I also considered two markers of maternal health related behaviour: whether the mother smoked at all during pregnancy and whether the mother breastfed the child at any point. As Fergusson and Lloyd (1991) have shown, although the relationship between smoking in pregnancy and child cognitive ability may not be strictly causal, it may mediate itself through the home environment. Horwood and Fergusson (1998) have shown that although the relationship between breastfeeding and cognitive ability may be small, it is long lived and may extend into late childhood. I included both as dummy variables, taking the value of 1 if the mother engages in the respective activities, and 0 otherwise.
Finally, I controlled for three further sociodemographic variables. The first of these was family size, as a number of studies (including Hanushak 1992) have shown that this measure to be associated with a number of child outcomes, including cognitive ability. Although there is significant debate about whether this relationship is causal (this issue is discussed in great
68
detail in Chapter 5), I included this variable to further account for the potential impact of family structure on child cognitive ability.
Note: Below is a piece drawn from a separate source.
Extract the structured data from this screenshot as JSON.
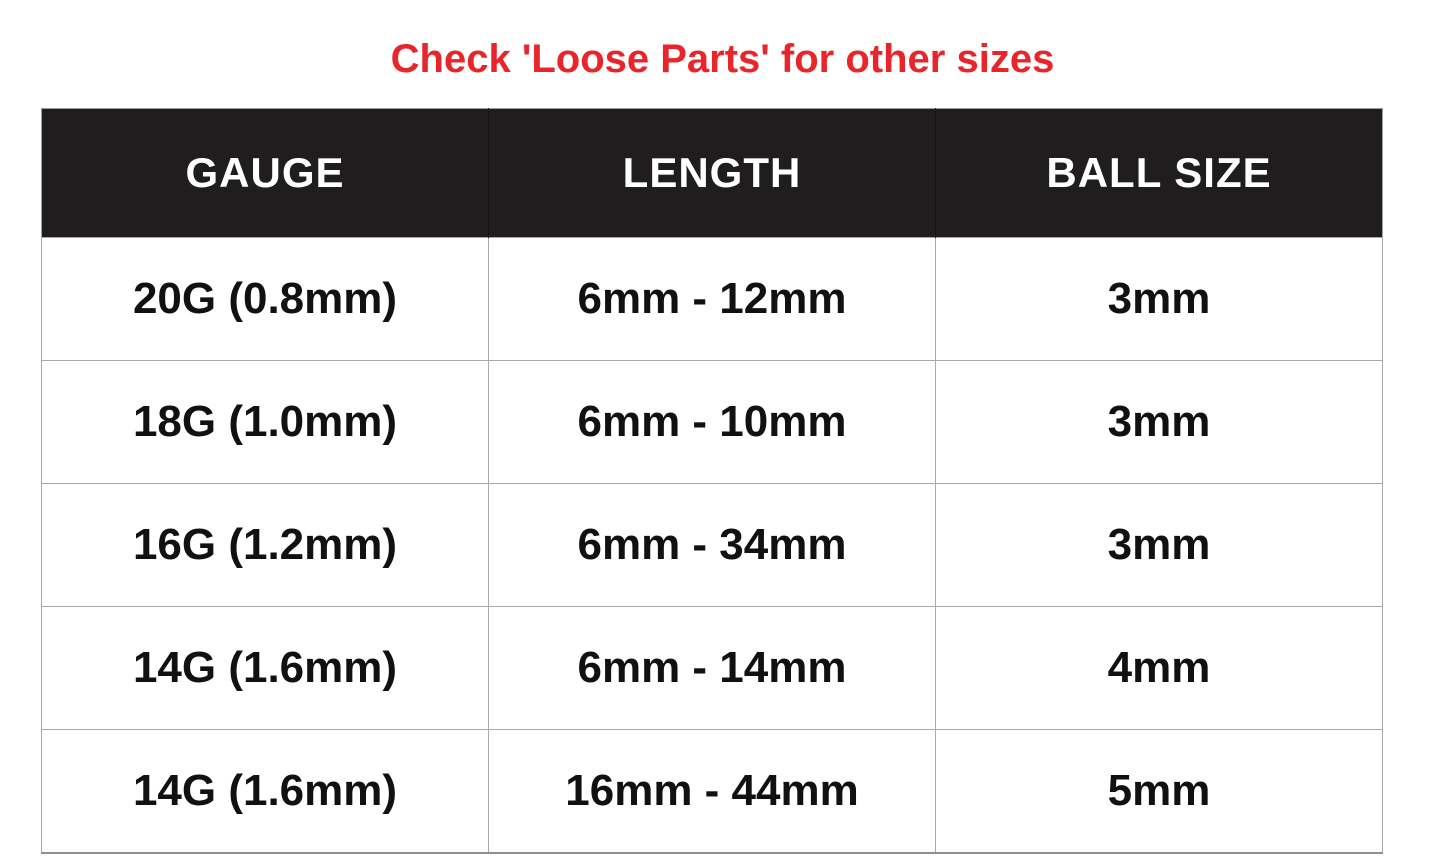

The second sociodemographic variable I included was maternal employment. A number of studies (such as Waldfogel et al., 2002), have shown that maternal employment may be associated with child outcomes such as cognitive ability through a number of pathways, such as maternal allocation of time or the resources available to the household. It is again
particularly important to include such variables in the context of cross-cohort comparisons, given the significant changes in maternal employment levels in the UK over time. I included this variable as a dummy taking the value of 1 if the mother is employed and 0 otherwise12. The final variable I controlled for was a proxy measure of maternal education. A number of authors, for example Carneiro et al., (2013), have shown that maternal education levels may be significantly associated with child outcomes, with this association potentially mediated through maternal achievement beliefs or the ability to provide a stimulating home
environment for their children (Davis-Kean 2005). Once more, it is particularly important to include this variable in the analysis, given the increases in levels of maternal education over time. Due to data limitations, I included this measure as a dummy variable taking the value of 1 if the mother stayed in formal education past the minimum school leaving age at the time, and 0 otherwise.
Clearly, there are a wide range of other controlling variables that I would have also wanted to include in empirical analysis, such as a variety of household measures relating to the home learning environment. However, due to the different survey structures, finding comparable variables for such measures was difficult, and therefore this was unfortunately not possible. Definitions for the variables that were included in the empirical analysis are shown in Tables 4.4-4.6.